For some people, the new year is a symbol of a new beginning and they observe many rituals and practices to ensure a fruitful year ahead. Paying off one’s debt is one. Most of us have incurred debts at some point. It is the quickest way of obtaining much needed money but paying it back is probably the most difficult thing to do. Relationships break down because of unpaid debts since lending money rests upon the confidence of the creditor on the debtor that he will be able to pay the borrowed amount at the appointed time. It is very unlikely for a person to lend money to another if he know that the borrower has no means of paying. The generosity of the creditor in lending money during the debtor’s time of great need is usually reciprocated with frustration and anger if the debt remains unpaid and especially when there is a great possibility that it will never be paid. Surely the debtor who reneges on his obligation to pay deserves a stiff penalty and should even go to prison for his abominable conduct! But can the debtor really go to prison for an unpaid debt?
Sec. 20, Article III, 1987 Constitution
“No person shall be imprisoned for debt on non-payment of a poll tax”. This provision is enshrined in our Constitution as one of the Rights of an individual. This provision prohibits the enactment of a law criminalising non-payment of debt or poll tax. In the 1935 case of People vs. Linsangan (G.R. No. L-43290, December 21, 1935) the conviction of the accused was overturned by the Supreme Court. Linsangan was charged and convicted in the lower court for his failure to pay his cedula or poll tax which was punishable under the Revised Administrative Code (pre-1935 Constitution) by imprisonment of 5 days for each unpaid cedula. The Supreme Court decided in favour of the accused and declared that the new Constitution (1935) expressly prohibits the imprisonment for non-payment of poll tax applies to him. With the inauguration of the new government and the newly approved constitution “section 2718 of the Revised Administrative Code became inoperative, and no judgment of conviction can be based thereon.” This is a very old case and there have been several constitutions containing the prohibition against imprisonment for non payment of debt and poll tax but a 1996 administrative case against a presiding judge revived this supposedly well settled issue.
Ignorance of the Law
Judge “X” was ordered to pay Php 5,000.00 as penalty after he was found guilty by the Supreme Court of ignorance of the law. The administrative complaint arose out of his action in relation to a case raffled in his sala. He issued a warrant of arrest against the defendant in a case where the complaint alleges that defendant owes a certain amount of money from the complainant. The judge claimed that the elements of estafa were alleged in the complaint which justified the issuance of a warrant of arrest. The Supreme Court lambasted the judge although civilly saying that the allegations in the “complaints are clear enough even to an average law student that the acts of Eleazabille Josep complained of do not constitute estafa since they involve a simple case of non-payment of debt.”(A.M. No. MTJ-96-1096. September 10, 1996) It would then appear that the judge issued a warrant of arrest in a civil case of collection of an indebtedness which the 1987 Constitution expressly prohibits.

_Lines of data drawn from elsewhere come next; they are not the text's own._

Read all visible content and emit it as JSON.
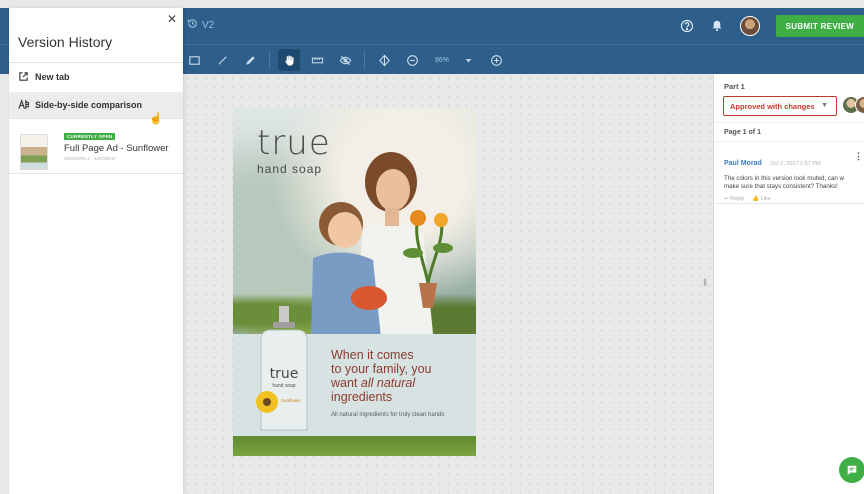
{
  "topbar": {
    "version_label": "V2",
    "submit_label": "SUBMIT REVIEW",
    "icons": [
      "help-icon",
      "bell-icon",
      "avatar"
    ]
  },
  "toolbar": {
    "zoom_value": "86%",
    "tools": [
      "rectangle-tool",
      "line-tool",
      "pencil-tool",
      "hand-tool",
      "ruler-tool",
      "hide-icon",
      "compare-icon",
      "zoom-out-icon",
      "zoom-dropdown",
      "zoom-in-icon"
    ]
  },
  "drawer": {
    "title": "Version History",
    "new_tab_label": "New tab",
    "side_by_side_label": "Side-by-side comparison",
    "version": {
      "badge": "CURRENTLY OPEN",
      "name": "Full Page Ad - Sunflower",
      "meta": "VERSION 2 · 10/2/2017"
    }
  },
  "ad": {
    "brand": "true",
    "brand_sub": "hand soap",
    "tagline_1": "When it comes",
    "tagline_2": "to your family, you",
    "tagline_3a": "want ",
    "tagline_3b": "all natural",
    "tagline_4": "ingredients",
    "fineprint": "All natural ingredients for truly clean hands",
    "bottle_brand": "true",
    "bottle_sub": "hand soap",
    "bottle_variant": "Sunflower"
  },
  "panel": {
    "part_label": "Part 1",
    "status": "Approved with changes",
    "page_label": "Page 1 of 1",
    "comment": {
      "author": "Paul Morad",
      "date": "Oct 2, 2017 1:57 PM",
      "text_1": "The colors in this version look muted, can w",
      "text_2": "make sure that stays consistent? Thanks!",
      "reply": "Reply",
      "like": "Like"
    }
  },
  "colors": {
    "primary": "#2d5f8a",
    "accent_green": "#3eae45",
    "status_red": "#c0392b",
    "link_blue": "#3a7bbf"
  }
}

The prohibition for imprisonment is only for debt and non-payment of poll tax and a person can still be imprisoned if fraud is involved or the provisions of B.P. 22 are violated. If the debtor issues checks in violation of BP 22 for the payment of the indebtedness, he can still be imprisoned under said law. Also, poll tax does not include Internal Revenue and other taxes, meaning a taxpayer who defaults in the payment of his taxes can still be prosecuted and jailed.
May we have a prosperous year this 2017!